シャルドネと言うぶどう100%の辛口の白ワイン・・・実際の味は知りませんが・・・。
蜂蜜、白桃、アーモンドローストのあっま~い香りがします。
昨日、シンに頼まれて【神の加護:インダス】でお取り寄せしたヤツのひとつです。
カルキが甘い香りに釣られています。
すっかり餌付けに成功してる感じです。
「セルシオ、レパード、一杯どうでぇ?」
くいくい
シンの装備の布の部分をカルキが引っ張ったようです。
「もちろん、カルキの分もあるぜ。って、お嬢」
【神の加護:インダス】を視線と思考で制御して、ワイングラスを準備します。
ついでにテーブルと同じスパーリングワインとミードもね。
「はい、どうぞ」
1聞いて10返します。
それくらい出来ないと営業職なんて出来ません。
「わりぃな、お嬢。じゃあ、カルキ、先に呑んでくれ」
とくんとくんとワイングラスにスパーリングワインを注いでいきます。
下から四分の1くらいのワイングラスの一番太いところで、ワインの瓶をクルッと回して注ぐのを止めました。
通っぽい注ぎ方です。
カルキは、シンにお礼を言って、一口口に含んで、味を確かめているようです。
「甘い香りとシュワシュワがいい感じなのじゃ。
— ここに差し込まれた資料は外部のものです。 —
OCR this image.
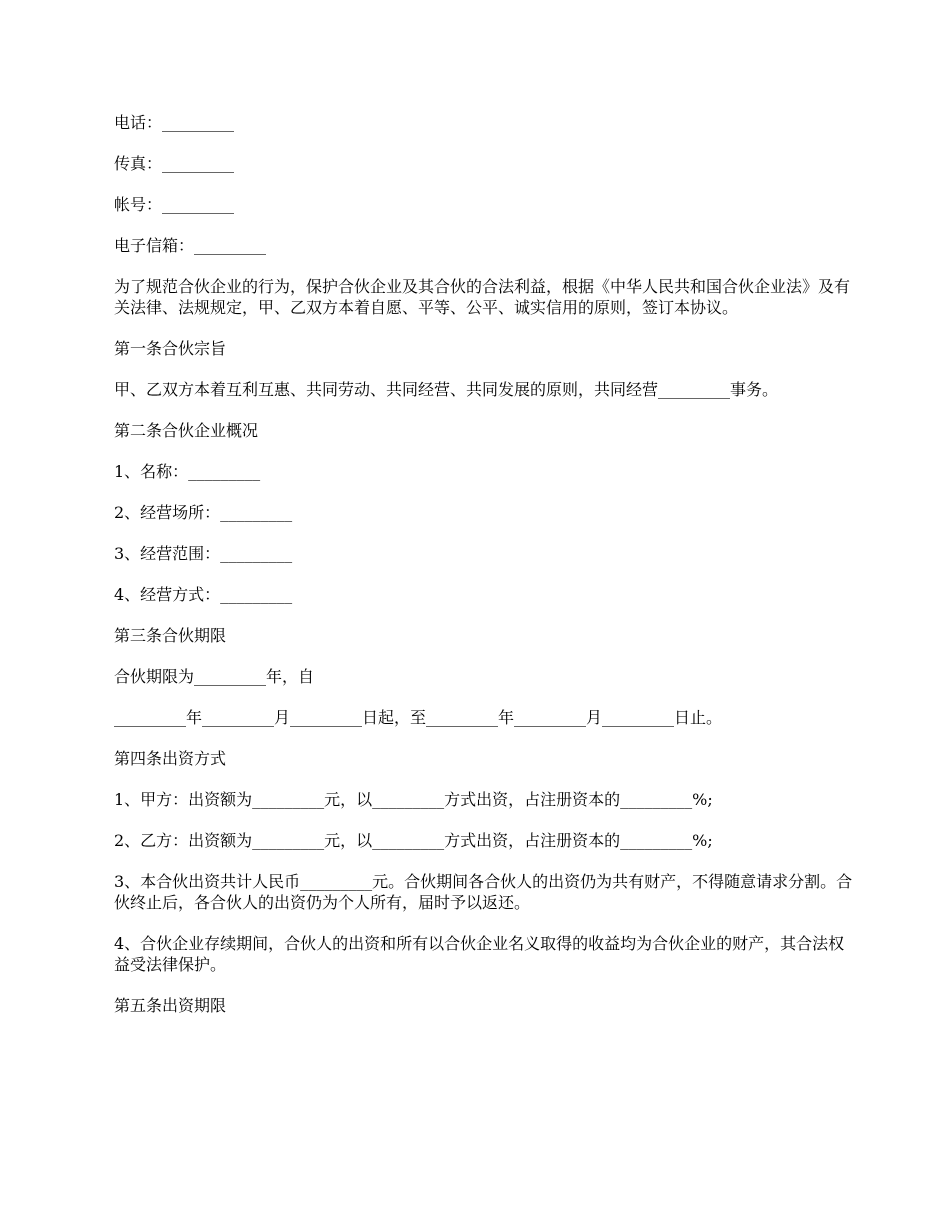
电话：_________

传真：_________

帐号：_________

电子信箱：_________

为了规范合伙企业的行为，保护合伙企业及其合伙的合法利益，根据《中华人民共和国合伙企业法》及有关法律、法规规定，甲、乙双方本着自愿、平等、公平、诚实信用的原则，签订本协议。

第一条合伙宗旨

甲、乙双方本着互利互惠、共同劳动、共同经营、共同发展的原则，共同经营_________事务。

第二条合伙企业概况

1、名称：_________

2、经营场所：_________

3、经营范围：_________

4、经营方式：_________

第三条合伙期限

合伙期限为_________年，自

_________年_________月_________日起，至_________年_________月_________日止。

第四条出资方式

1、甲方：出资额为_________元，以_________方式出资，占注册资本的_________%;

2、乙方：出资额为_________元，以_________方式出资，占注册资本的_________%;

3、本合伙出资共计人民币_________元。合伙期间各合伙人的出资仍为共有财产，不得随意请求分割。合伙终止后，各合伙人的出资仍为个人所有，届时予以返还。

4、合伙企业存续期间，合伙人的出资和所有以合伙企业名义取得的收益均为合伙企业的财产，其合法权益受法律保护。

第五条出资期限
でも、ミードのほうが好きなのじゃ」
そう言って、残りを飲み干して、ボクにミードをせがんできました。
ティコアはスパーリングワイン、クリスとマナは蜂蜜水を楽しんでいます。
もちろん、ボクが準備しました。
「セルシオ、レパードは、どうするんだ?」
シンは、カルキたちを見て、反応出来ずに、ぼう然としていたセルシオさん、レパードさんにもう一度、聞きました。
「シン、これ酒か?」
やっぱり、判断はつくようです。
知識としてあるか、呑んだ事があるのでしょう。
セルシオさんの中の人は、偉いさんかもしれません。
「おうよ、お嬢に取り寄せて貰ったんだぜ。酒はパルダリウム外だと手に入れる事が難しくて出来ねぇかもしれねぇが、パルダリウム内は治外法権だからな。そして、このパルダリウムは、お嬢がルールで法律だ。ダレにも、文句を言わせねぇ」
ニッと、シンは良い笑顔でセルシオさんとレパードさんに向かって、3回目の質問です。
「で、どうするんだ?」
聞く前に2人の手はワイングラスに向かって動いていました。